Smart meters are an integral part of a smarter utility system that makes better use of distributed, clean energy, manages energy demand more intelligently and gives customers – for the first time ever – an active role in using, choosing and controlling the energy they need to power their homes and businesses.  Smart meters are an important ingredient in designing a clean, less polluting, low-carbon energy system.

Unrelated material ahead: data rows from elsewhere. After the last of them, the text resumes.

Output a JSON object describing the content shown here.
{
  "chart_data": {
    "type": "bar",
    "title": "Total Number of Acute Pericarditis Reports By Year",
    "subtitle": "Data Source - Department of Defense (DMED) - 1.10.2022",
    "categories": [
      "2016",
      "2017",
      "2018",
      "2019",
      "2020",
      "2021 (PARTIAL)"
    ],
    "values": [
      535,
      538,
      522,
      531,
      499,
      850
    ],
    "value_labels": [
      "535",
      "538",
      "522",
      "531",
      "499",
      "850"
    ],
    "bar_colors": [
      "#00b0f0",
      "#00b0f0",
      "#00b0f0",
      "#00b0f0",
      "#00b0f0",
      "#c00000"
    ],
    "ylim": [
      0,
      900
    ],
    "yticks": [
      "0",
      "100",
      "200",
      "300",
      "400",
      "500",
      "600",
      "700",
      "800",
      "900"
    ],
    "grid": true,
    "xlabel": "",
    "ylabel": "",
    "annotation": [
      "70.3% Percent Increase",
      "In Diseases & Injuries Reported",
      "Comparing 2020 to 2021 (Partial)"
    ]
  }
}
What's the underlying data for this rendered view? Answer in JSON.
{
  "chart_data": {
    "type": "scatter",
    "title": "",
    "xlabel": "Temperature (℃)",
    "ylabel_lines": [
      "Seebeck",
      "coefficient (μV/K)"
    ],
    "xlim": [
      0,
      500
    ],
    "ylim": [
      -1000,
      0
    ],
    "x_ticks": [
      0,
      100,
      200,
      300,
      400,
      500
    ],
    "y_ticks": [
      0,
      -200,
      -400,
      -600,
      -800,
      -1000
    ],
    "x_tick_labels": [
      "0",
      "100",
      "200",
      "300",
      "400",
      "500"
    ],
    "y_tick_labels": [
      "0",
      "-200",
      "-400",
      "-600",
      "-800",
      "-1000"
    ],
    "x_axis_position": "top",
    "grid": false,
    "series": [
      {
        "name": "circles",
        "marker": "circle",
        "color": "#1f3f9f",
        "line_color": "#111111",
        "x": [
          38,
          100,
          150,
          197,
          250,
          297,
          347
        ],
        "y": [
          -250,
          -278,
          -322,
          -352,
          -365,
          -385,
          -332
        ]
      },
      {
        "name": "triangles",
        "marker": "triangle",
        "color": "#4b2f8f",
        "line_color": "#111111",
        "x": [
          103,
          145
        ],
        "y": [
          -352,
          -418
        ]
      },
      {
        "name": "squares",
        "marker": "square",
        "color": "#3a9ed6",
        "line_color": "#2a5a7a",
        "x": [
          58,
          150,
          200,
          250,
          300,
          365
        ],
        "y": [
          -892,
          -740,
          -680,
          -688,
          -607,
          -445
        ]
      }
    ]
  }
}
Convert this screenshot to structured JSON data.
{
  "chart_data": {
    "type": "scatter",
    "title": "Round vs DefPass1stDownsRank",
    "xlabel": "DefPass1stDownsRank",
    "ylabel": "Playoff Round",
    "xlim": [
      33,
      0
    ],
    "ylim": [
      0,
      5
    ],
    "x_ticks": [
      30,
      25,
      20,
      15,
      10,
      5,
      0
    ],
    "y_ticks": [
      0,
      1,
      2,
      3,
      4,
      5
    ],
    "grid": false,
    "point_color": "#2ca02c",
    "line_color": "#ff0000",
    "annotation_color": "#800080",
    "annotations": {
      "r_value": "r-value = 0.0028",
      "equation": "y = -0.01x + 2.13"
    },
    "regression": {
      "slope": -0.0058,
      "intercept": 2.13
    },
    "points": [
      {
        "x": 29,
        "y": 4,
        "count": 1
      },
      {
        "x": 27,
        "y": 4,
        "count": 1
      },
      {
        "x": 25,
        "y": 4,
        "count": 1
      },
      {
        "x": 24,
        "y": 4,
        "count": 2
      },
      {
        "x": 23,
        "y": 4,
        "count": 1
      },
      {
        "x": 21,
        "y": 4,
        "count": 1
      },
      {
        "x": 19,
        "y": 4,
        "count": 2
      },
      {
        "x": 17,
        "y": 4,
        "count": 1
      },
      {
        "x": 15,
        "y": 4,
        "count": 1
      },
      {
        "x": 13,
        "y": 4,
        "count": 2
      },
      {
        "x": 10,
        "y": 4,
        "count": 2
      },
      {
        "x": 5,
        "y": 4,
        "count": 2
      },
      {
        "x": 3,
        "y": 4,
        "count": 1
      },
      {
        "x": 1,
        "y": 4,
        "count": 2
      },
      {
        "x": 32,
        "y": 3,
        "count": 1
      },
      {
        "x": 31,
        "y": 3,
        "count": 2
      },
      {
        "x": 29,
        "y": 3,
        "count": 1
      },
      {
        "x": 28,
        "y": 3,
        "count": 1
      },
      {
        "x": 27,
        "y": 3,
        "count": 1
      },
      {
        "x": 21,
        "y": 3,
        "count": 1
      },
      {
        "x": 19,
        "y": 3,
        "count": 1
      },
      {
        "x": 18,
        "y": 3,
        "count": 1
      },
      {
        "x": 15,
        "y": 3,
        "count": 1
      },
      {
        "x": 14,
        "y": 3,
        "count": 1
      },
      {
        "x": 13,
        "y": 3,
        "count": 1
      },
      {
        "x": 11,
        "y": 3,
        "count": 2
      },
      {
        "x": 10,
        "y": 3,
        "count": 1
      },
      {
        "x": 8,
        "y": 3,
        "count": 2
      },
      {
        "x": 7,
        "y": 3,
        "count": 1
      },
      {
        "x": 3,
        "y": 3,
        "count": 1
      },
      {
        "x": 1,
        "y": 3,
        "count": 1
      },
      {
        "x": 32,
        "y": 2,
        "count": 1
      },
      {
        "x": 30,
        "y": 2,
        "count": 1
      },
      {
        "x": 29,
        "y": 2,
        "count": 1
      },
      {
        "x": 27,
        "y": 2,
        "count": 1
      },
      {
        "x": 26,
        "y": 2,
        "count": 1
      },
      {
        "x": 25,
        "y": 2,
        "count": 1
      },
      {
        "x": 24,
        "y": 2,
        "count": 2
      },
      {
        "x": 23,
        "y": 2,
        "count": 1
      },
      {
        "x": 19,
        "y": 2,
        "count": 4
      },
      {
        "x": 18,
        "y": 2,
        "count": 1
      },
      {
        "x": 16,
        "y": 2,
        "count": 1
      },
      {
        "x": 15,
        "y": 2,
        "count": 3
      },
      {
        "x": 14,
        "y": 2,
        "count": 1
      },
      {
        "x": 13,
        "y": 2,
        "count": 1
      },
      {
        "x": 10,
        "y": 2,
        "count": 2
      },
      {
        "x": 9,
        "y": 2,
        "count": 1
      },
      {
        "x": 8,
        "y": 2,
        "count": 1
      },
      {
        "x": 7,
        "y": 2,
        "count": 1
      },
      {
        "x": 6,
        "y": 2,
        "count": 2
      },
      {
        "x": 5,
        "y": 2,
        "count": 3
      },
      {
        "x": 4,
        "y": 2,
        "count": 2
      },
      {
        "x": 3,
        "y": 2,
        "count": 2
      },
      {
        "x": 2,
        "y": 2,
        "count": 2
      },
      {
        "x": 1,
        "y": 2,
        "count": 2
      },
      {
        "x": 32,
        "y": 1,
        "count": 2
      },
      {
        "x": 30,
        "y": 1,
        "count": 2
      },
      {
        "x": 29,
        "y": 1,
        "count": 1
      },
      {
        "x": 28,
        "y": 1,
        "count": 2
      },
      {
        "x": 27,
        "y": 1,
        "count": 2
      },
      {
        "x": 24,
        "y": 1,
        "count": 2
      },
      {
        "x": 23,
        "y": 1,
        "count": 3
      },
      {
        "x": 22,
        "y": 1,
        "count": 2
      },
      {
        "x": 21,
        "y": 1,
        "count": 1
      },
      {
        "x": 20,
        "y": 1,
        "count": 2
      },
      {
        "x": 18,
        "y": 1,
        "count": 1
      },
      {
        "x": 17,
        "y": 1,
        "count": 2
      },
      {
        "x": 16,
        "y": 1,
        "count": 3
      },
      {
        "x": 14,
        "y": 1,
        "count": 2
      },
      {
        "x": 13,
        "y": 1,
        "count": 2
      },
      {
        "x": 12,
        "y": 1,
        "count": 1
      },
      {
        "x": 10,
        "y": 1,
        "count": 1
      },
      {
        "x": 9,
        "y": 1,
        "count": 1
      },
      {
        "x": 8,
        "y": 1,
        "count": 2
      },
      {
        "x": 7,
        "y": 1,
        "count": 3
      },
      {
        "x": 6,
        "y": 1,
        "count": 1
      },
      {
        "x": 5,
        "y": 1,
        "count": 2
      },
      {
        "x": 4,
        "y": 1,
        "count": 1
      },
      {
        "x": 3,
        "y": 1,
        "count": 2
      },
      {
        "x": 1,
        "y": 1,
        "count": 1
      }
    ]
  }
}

EDF has a long history of working at the intersection where the environment meets human health, and our internal experts have taken a very hard look  at the available research on RFs.  However, we support utilities taking a proactive consumer-oriented approach to smart grid installations, including allowing individuals who oppose the installation of smart meters in their homes to be able to opt out.  The opt out option not only allows people to control whether or not they receive a smart meter, but it also allows everyone else – customers and utilities included – to reap the vast array of economic, environmental and health benefits from modernizing our antiquated, wasteful and polluting energy infrastructure.

Given the significant environmental and health-related benefits that could result from a more efficient, resilient grid by way of more locally-generated clean energy and fewer fossil-fuel power plants, EDF believes that case for smart meters is much stronger than the case against them.  The following states investigated the issue in connection with their smart grid deployments and reached the same conclusion: Arizona, California, Connecticut, Hawaii, Maine, Michigan, Wyoming and most recently Texas.